In effect, the limited number of students achieving academic credits in KCSE means that secondary education in Kenya is not working as it should. Taking into account that only 18 per cent of students that sat the KCSE last year achieved modest mean grades of C+ and above, there is urgent need for Kenyans to start thinking as to whether such as a small number each year is enough to drive Kenya’s economy by 2030 and beyond. 

The crux of the matter is that existing learning deficits in secondary schools are making transition to higher education more difficult. Granted that the promised 100 per cent transition rate is a step in the right direction, there is concern that most students will not be exposed to high quality education outcomes. 

The current impasse whereby 75 to 80 per cent of secondary school learners are enrolled in struggling  public and low-cost schooling could be traced to colonial and immediate post-independence periods, when higher education was seen primarily as a source of cadres to replace departing colonial officials and required professionals.

Political will

While there seems to be political will to achieve massification of secondary education in the country, such progress should be accompanied by improvements in terms of adequate learning  facilities. Almost 80 per cent of those non-performing public secondary schools are in rural areas, informal settlements and urban slums, while some of them are secondary school wings in primary schools. 
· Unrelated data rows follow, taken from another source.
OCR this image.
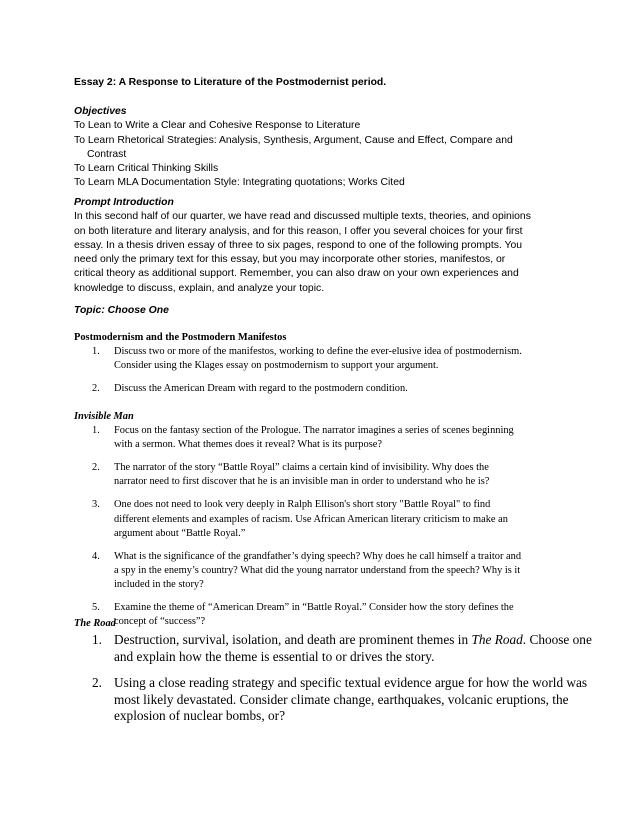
Essay 2: A Response to Literature of the Postmodernist period.
Objectives
To Lean to Write a Clear and Cohesive Response to Literature
To Learn Rhetorical Strategies: Analysis, Synthesis, Argument, Cause and Effect, Compare and
Contrast
To Learn Critical Thinking Skills
To Learn MLA Documentation Style: Integrating quotations; Works Cited
Prompt Introduction
In this second half of our quarter, we have read and discussed multiple texts, theories, and opinions
on both literature and literary analysis, and for this reason, I offer you several choices for your first
essay. In a thesis driven essay of three to six pages, respond to one of the following prompts. You
need only the primary text for this essay, but you may incorporate other stories, manifestos, or
critical theory as additional support. Remember, you can also draw on your own experiences and
knowledge to discuss, explain, and analyze your topic.
Topic: Choose One
Postmodernism and the Postmodern Manifestos
1. Discuss two or more of the manifestos, working to define the ever-elusive idea of postmodernism.
Consider using the Klages essay on postmodernism to support your argument.
2. Discuss the American Dream with regard to the postmodern condition.
Invisible Man
1. Focus on the fantasy section of the Prologue. The narrator imagines a series of scenes beginning
with a sermon. What themes does it reveal? What is its purpose?
2. The narrator of the story “Battle Royal” claims a certain kind of invisibility. Why does the
narrator need to first discover that he is an invisible man in order to understand who he is?
3. One does not need to look very deeply in Ralph Ellison's short story "Battle Royal" to find
different elements and examples of racism. Use African American literary criticism to make an
argument about “Battle Royal.”
4. What is the significance of the grandfather’s dying speech? Why does he call himself a traitor and
a spy in the enemy’s country? What did the young narrator understand from the speech? Why is it
included in the story?
5. Examine the theme of “American Dream” in “Battle Royal.” Consider how the story defines the
concept of “success”?
The Road
1. Destruction, survival, isolation, and death are prominent themes in The Road. Choose one
and explain how the theme is essential to or drives the story.
2. Using a close reading strategy and specific textual evidence argue for how the world was
most likely devastated. Consider climate change, earthquakes, volcanic eruptions, the
explosion of nuclear bombs, or?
It appears as if the country has two parallel secondary education systems, one comprising the national, extra-county and high-cost private schools, while the other stream is made up of sub-country, county and low-cost secondary schools. 

To address the situation, there is need to realise that most academic battles everywhere are usually won or lost at primary school level. The issue is that most of the inherent low academic performance among students in secondary schools is usually caused by learning deficit take-over from primary education. According to studies conducted by Unesco-backed Southern and Eastern Africa Consortium for Monitoring Educational Quality, decline in academic performance in primary schools in Kenya is basically as a result of shortage of teachers and facilities in most rural public schools that enroll the majority of pupils from poor households. 

According to Eric Hanushek, a professor of education policy and leadership at Stanford University, quite often, academic gaps fail to close once they have been established. “Always looking at years of schooling and teachers to improve student performance is insufficient and noisy,” Hanushek says. 

Bearing in mind that the 100 per cent transition is intended to increase number of years of schooling per student, there is need to understand that there is no guarantee such an endeavour will improve learning among students in poor-performing schools. Indeed, what matters most are increased drivers of learning within the entire education system.